La crisis del COVID-19 se ha convertido en la excusa perfecta para, mediante el estado de alarma, silenciar y controlar a la sociedad por parte de un gobierno que poco tiene ya de progresista
«…el panorama general que se conforma es el sueño de cualquier liberticida e ingeniero social y la pesadilla de cualquier hombre que aspire a ser libre»
La actuación del ejecutivo de Pedro Sánchez en la crisis del Coronavirus ha sido muy controvertida. Para empezar, es poco creíble que la situación cambiara radicalmente en la noche del 8 al 9 de marzo, como se ha intentado defender. Que el 8 pudieran celebrarse las multitudinarias manifestaciones feministas para apenas unos días después suspenderse las fallas y casi de inmediato declararse un estado de alarma en virtud del cual, de una manera dudosamente legal (el estado de alarma no suspende derechos, como sabe cualquiera que se haya leído la Constitución) se nos impidió incluso salir de nuestras propias casas, salvo para acciones tasadas, y más adelante repartirnos las calles por horas, en este arresto domiciliario que sufrimos desde entonces, es difícil de comprender.

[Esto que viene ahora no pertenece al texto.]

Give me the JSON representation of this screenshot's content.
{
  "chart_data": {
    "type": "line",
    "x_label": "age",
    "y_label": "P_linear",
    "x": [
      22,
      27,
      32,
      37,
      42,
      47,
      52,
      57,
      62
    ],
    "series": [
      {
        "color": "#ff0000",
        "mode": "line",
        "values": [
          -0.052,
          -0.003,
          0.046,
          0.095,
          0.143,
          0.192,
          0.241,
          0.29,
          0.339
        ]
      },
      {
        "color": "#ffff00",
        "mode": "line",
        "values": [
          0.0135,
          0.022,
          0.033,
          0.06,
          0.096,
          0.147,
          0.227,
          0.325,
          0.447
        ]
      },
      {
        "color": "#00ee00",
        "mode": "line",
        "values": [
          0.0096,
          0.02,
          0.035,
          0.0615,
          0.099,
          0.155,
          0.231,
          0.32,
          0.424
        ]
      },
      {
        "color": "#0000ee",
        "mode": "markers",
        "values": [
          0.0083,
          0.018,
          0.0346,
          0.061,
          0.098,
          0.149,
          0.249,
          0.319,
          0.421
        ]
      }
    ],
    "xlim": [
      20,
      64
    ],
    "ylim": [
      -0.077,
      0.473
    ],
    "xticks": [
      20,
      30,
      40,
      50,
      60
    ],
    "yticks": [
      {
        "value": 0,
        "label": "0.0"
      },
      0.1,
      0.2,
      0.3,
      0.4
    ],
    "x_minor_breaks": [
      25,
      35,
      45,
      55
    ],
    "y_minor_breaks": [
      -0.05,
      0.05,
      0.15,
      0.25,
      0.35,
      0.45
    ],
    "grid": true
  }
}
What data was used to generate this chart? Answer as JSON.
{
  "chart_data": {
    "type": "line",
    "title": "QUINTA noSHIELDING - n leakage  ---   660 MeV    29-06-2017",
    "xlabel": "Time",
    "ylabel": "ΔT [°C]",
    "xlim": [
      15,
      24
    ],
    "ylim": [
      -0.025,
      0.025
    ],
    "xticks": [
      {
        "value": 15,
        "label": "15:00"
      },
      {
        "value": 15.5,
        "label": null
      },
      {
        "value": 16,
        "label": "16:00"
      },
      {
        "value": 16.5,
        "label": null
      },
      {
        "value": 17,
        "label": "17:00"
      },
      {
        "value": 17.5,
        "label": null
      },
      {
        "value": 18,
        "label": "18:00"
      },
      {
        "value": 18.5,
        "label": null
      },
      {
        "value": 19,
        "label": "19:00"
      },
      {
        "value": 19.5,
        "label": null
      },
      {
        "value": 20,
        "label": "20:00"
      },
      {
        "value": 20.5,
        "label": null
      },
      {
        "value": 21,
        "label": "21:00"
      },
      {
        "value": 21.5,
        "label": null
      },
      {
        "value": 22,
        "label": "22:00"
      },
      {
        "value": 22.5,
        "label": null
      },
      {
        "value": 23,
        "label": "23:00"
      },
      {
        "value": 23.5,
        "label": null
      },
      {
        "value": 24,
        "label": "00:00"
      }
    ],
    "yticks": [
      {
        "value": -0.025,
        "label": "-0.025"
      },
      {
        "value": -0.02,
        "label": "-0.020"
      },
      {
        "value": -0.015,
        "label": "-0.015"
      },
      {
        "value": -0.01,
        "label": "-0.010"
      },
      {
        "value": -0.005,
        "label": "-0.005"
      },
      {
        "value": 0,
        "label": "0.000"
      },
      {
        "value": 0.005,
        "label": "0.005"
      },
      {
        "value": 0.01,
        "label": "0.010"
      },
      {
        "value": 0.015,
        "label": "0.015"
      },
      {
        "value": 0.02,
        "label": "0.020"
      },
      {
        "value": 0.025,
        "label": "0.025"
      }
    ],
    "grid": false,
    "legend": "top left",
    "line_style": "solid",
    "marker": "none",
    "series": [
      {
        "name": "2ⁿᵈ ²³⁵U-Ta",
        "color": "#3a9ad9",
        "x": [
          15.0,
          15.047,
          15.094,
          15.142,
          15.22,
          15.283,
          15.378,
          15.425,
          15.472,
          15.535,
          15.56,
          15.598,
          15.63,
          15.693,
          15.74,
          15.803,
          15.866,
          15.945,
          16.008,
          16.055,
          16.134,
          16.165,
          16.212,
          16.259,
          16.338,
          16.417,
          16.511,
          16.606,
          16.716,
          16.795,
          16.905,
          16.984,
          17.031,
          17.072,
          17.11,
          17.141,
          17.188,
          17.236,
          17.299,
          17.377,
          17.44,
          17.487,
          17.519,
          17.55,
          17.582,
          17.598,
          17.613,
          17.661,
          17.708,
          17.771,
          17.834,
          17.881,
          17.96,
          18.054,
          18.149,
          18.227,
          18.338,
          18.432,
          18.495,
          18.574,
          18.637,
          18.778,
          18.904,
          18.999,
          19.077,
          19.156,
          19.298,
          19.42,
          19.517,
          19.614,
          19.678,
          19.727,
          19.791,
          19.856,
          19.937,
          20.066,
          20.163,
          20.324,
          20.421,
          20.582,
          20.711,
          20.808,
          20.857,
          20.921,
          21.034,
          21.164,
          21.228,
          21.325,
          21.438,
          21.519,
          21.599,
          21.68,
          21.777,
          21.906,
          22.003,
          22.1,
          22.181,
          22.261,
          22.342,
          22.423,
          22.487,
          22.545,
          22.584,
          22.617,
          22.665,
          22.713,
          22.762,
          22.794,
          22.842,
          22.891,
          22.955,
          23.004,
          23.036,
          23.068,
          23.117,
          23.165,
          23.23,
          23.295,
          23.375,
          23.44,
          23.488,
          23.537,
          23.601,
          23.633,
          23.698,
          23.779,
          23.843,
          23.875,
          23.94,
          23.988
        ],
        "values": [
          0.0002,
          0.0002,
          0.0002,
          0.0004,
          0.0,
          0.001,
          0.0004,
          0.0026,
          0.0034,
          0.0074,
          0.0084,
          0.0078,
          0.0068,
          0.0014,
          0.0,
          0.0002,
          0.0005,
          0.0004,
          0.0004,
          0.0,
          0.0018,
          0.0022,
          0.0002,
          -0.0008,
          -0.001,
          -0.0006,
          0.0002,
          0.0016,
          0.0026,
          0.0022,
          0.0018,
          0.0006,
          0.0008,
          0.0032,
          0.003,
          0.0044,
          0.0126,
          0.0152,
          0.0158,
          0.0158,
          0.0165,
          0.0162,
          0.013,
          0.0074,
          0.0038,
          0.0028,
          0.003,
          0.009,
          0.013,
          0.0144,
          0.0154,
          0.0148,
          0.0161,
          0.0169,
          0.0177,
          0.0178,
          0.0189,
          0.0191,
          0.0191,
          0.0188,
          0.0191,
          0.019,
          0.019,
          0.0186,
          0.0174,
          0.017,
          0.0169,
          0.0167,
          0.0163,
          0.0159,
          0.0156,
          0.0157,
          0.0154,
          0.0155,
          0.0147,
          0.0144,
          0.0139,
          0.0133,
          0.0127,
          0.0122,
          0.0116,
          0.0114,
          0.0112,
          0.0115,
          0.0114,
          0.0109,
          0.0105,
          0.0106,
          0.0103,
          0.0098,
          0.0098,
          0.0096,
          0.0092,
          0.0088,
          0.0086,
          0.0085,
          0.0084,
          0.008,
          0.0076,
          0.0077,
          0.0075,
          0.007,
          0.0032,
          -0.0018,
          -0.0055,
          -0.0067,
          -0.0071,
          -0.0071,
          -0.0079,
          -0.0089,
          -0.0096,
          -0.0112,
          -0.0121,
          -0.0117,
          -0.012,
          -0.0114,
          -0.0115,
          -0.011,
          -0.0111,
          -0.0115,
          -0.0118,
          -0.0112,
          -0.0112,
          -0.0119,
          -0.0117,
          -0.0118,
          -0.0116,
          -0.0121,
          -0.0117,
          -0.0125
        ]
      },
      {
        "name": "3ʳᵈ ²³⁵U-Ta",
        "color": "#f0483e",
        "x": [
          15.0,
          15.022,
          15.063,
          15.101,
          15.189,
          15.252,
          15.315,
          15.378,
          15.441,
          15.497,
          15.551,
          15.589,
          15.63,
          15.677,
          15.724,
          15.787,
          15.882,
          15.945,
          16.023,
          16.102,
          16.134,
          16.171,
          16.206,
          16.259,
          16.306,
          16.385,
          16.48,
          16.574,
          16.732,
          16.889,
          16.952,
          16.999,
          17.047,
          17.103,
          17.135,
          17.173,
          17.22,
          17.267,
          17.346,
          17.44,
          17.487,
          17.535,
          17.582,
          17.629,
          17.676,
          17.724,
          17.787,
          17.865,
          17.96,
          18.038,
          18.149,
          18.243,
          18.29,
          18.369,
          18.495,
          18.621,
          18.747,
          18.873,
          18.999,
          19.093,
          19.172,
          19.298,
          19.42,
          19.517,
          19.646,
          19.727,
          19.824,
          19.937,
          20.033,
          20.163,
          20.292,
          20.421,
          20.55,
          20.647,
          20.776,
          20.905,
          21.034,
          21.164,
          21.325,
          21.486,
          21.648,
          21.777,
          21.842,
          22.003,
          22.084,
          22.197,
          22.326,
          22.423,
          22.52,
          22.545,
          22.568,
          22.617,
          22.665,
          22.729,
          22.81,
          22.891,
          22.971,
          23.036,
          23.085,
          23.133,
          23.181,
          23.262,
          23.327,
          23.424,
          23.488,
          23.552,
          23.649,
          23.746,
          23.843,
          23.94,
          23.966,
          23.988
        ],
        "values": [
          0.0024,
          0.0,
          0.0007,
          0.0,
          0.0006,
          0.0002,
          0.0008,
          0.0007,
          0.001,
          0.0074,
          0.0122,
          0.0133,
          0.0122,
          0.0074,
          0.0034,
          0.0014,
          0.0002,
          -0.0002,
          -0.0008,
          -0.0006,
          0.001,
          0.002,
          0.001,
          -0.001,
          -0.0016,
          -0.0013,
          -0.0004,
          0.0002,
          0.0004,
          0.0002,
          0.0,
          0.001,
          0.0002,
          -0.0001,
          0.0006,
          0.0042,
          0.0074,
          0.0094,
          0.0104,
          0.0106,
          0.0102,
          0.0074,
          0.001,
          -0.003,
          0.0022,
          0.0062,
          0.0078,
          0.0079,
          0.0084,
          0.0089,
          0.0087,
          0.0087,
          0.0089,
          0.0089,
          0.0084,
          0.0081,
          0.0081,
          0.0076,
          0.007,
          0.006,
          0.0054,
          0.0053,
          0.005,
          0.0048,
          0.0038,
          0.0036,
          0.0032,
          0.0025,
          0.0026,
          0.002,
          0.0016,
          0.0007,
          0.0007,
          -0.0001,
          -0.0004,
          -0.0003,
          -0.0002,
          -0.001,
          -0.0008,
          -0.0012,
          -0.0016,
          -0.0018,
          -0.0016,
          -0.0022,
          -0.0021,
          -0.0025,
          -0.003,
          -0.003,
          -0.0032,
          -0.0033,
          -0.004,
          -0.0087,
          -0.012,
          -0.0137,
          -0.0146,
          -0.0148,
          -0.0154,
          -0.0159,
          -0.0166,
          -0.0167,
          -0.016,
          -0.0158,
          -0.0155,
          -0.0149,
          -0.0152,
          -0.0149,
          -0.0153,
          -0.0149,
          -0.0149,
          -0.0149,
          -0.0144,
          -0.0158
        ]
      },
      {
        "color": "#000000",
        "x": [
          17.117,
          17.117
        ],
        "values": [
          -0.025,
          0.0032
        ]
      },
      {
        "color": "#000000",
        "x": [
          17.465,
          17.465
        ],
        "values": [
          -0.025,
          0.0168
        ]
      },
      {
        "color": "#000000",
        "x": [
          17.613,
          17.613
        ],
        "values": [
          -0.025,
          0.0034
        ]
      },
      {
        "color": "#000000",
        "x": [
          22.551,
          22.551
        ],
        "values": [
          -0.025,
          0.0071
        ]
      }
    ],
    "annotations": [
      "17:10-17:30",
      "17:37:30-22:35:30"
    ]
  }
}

La única explicación racional es que el gobierno, desoyendo las advertencias, estuvo esperando a que pasase la fecha de las famosas manifestaciones del día de la mujer, para valorar los hechos y tomar una decisión, retraso clave en la muerte de miles de españoles, de la que son responsables por una negligencia criminal. Demorar la toma en consideración de una grave crisis de salud públicapor no estropear unas movilizaciones en favor de una ideología compartida por los partidos que detentan el poder es una subordinación del interés público al de partido, de la realidad a la entelequia ideológica y una acción criminal. Es dar prioridad a los problemas imaginarios por encima de los reales. Se puede disculpar el retraso en la toma de decisiones por desconocimiento o falta de criterio para valorar la gravedad del problema, pero no por priorizar la ideología por encima de la salud. Simplemente es indefendible.
La crisis del Coronavirus ha servido también para demostrar las incoherencias del Régimen del 78, democracia en la que no se puede salir a la calle ni criticar al gobierno (a riesgo de ser procesado por emitir bulos), con un sistema autonómico en el que las regiones son incapacesde coordinarse entre sí o con el gobierno central, aunque les vaya la vida en ello a sus ciudadanos y donde los nacionalistas catalanes siguen más preocupados de sus delirios de independencia que de la supervivencia de su gente. La destrucción de nuestro tejido industrial se manifiesta en todo su horror cuando nos damos cuenta que no tenemos estructura ni para coser unas mascarillas que impidan a nuestros sanitarios contagiarse de la enfermedad que están combatiendo, y los recortes y privatizaciones de nuestro sistema médico, operados independientemente del signo político del gobierno de turno durante los últimos 40 años, provocan su incapacidad para reaccionar ante una emergencia de salud pública, que encuentra unas instituciones hospitalarias ya al borde del colapso en situación normal, totalmente desbordadas en estos momentos, pese al heroísmo de los intachables profesionales que prestan servicios en ellas.
Pero posiblemente lo más inquietante es la posibilidad de que esta crisis se esté utilizando como ensayo de control social. El gobierno nos dice cuando salir de nuestras casas y cuando quedarnos en ellas, en que horarios pisar la calle y en qué momentos no hacerlo. Nos impide trabajar y tener ingresos, pero no nos exime de pagar impuestos. Nos da información contradictoria y cambiante, pero no nos permite dudar de ella, bajo amenaza de condena social o, incluso, de investigación policial. Es cierto que estamos en una situación realmente excepcional, que puede justificar o disculpar alguna de estas medidas, aunque otras no tengan defensa posible, pero el panorama general que se conforma es el sueño de cualquier liberticida e ingeniero social y la pesadilla de cualquier hombre que aspire a ser libre.